Our sample of joke columns was downloaded as a set of jpeg images. In order to make them keyword searchable, transform them into ‘memes’, and send them out over social media we first need to convert them into accurate, machine-readable text. We don’t have access to the existing OCR data, but even if this was available it wouldn’t be accurate enough for our purposes. Here’s an example of how one joke has been interpreted by OCR software:

  3 - OCR comparison
Some gags have been rendered more successfully than this, but many are substantially worse. Joke columns often appeared at the edge of a page, which makes them susceptible to fading and page bending. They also make use of unusual punctuation, which tends to confuse the scanning software. Unlike newspaper archives, which remain functional even with relatively low-quality OCR, our project requires 100% accuracy (or something very close) in order to republish the jokes in new formats.
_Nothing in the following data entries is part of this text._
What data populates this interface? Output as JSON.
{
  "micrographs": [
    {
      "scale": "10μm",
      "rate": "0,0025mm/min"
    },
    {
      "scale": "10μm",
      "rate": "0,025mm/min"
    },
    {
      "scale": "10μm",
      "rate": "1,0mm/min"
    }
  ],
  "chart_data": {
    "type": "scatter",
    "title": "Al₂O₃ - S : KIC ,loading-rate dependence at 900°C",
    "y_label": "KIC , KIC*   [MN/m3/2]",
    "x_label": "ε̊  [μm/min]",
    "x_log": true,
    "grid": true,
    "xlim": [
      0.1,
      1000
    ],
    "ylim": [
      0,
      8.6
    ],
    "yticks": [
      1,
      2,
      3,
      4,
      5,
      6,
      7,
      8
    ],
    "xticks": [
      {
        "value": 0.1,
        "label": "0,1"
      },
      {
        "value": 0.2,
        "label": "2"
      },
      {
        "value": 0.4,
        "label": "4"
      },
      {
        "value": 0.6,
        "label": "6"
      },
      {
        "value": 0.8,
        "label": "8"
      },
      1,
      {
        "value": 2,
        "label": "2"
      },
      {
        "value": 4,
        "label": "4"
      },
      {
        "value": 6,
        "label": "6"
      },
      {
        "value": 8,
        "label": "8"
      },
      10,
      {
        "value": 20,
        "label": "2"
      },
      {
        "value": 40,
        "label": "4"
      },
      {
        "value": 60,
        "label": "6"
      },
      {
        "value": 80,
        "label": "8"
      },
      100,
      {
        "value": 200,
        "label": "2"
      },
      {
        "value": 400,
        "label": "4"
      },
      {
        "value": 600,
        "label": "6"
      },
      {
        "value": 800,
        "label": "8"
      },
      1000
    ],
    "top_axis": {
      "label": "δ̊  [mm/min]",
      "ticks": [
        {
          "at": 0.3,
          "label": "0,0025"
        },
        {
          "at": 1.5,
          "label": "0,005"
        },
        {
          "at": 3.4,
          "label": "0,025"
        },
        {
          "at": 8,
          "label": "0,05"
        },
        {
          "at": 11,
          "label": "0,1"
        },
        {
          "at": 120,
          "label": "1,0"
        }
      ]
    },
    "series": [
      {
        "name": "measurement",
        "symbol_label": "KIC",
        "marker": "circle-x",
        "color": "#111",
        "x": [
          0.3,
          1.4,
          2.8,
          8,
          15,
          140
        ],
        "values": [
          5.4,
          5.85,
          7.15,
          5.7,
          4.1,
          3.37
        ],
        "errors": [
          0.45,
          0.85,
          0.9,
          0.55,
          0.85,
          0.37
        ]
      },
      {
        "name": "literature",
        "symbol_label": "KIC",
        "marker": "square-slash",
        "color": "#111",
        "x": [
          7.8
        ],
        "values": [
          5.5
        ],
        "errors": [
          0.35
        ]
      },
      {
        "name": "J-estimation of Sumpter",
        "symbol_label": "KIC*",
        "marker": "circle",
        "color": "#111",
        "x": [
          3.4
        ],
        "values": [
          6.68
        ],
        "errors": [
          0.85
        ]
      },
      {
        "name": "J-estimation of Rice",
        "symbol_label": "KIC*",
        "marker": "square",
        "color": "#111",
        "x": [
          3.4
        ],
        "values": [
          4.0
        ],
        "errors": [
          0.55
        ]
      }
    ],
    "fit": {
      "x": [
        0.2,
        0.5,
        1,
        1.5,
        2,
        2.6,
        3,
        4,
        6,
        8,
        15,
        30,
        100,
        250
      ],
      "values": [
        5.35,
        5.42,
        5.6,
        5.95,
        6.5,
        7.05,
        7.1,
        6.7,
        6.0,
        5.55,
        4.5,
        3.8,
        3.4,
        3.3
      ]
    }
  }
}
So, even if we had access to OCR data we’d need to correct and improve it manually. We experimented with this process using OCR data taken from the British Newspaper Archive, but the time it took to identify and correct errors turned out to be longer than transcribing the jokes from scratch. Our volunteers reported that the correction process required them to keep looking back and forth between the image and the OCR in order to correct errors one-by-one, whereas typing up a fresh transcription was apparently quick and straightforward. It seems a shame to abandon the OCR, and I’m hopeful that we’ll eventually find a way to make it usable. The imperfect data might work as a stop-gap to make jokes searchable before they are manually corrected. We may be able to improve it using new OCR software, or speed up the correction process by making use of interface improvements like TILT. However, for now, the most effective way to convert the jokes into an accurate, machine-readable format is simply to transcribe directly from the image.